Gates lo dijo claramente en un podcast: sus tres hijos - Jennifer, Rory y Phoebe - han tenido una educación extraordinaria, universidades de primer nivel, pero no heredarán casi nada. La lógica es interesante: cree que dar demasiado dinero a los hijos no los ayuda, al contrario, los arruina. Quiere que creen su propio camino de éxito, no que vivan a expensas de la fortuna del padre. Dijo una cosa que me impactó: "No les pido que gestionen Microsoft. Quiero que tengan sus propios ingresos, su propio éxito."

En realidad, el patrimonio de Bill Gates se invierte principalmente a través de su fundación para apoyar a quienes realmente lo necesitan. Es una elección consciente, casi filosófica, sobre cómo se debería transmitir la riqueza.
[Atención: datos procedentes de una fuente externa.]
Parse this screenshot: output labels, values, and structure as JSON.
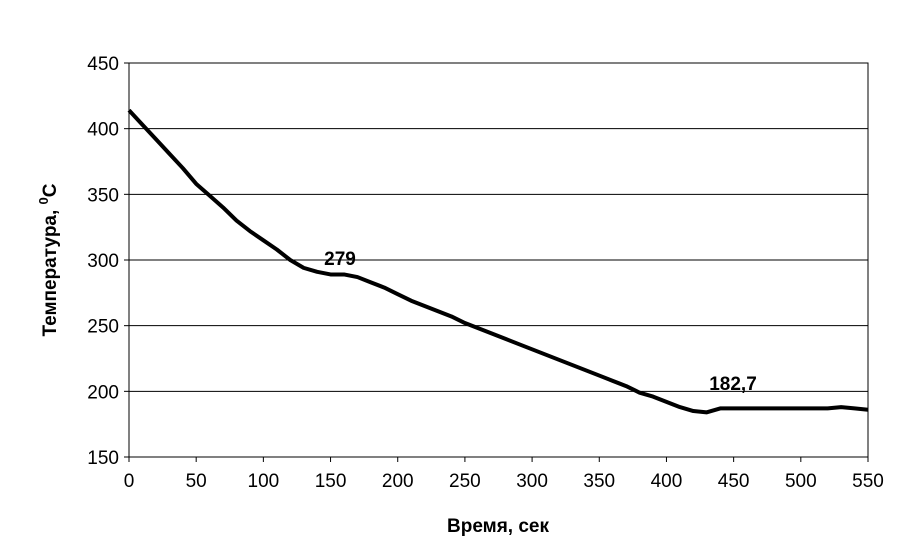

Interesante el contraste con Warren Buffett, que es amigo de Gates y donante histórico de su fundación. Buffett ha sido definido como "más generoso" porque donó 1,143 mil millones de dólares en acciones de Berkshire a las fundaciones familiares gestionadas por sus tres hijos. Pero él también tiene una visión similar: en su testamento escribió que los padres ricos deberían dejar a los hijos "lo suficiente para hacer cualquier cosa, pero no tanto como para no tener que hacer nada."

Lo que me sorprende es que ambos multimillonarios comparten la misma preocupación: los testamentos confusos y mal comunicados destruyen las familias. Buffett incluso subrayó la importancia de compartir el testamento con los familiares mientras todavía están vivos, para evitar sorpresas y conflictos después.

Por lo tanto, el patrimonio de Bill Gates no termina en los hijos, sino en fundaciones y proyectos globales. Es una perspectiva completamente diferente a la que nos enseñan sobre la transmisión generacional de la riqueza. Ambos creen que el valor real está en crear personas independientes, no en transferir fortunas intactas. Honestamente, es una filosofía que tiene sentido cuando lo piensas bien.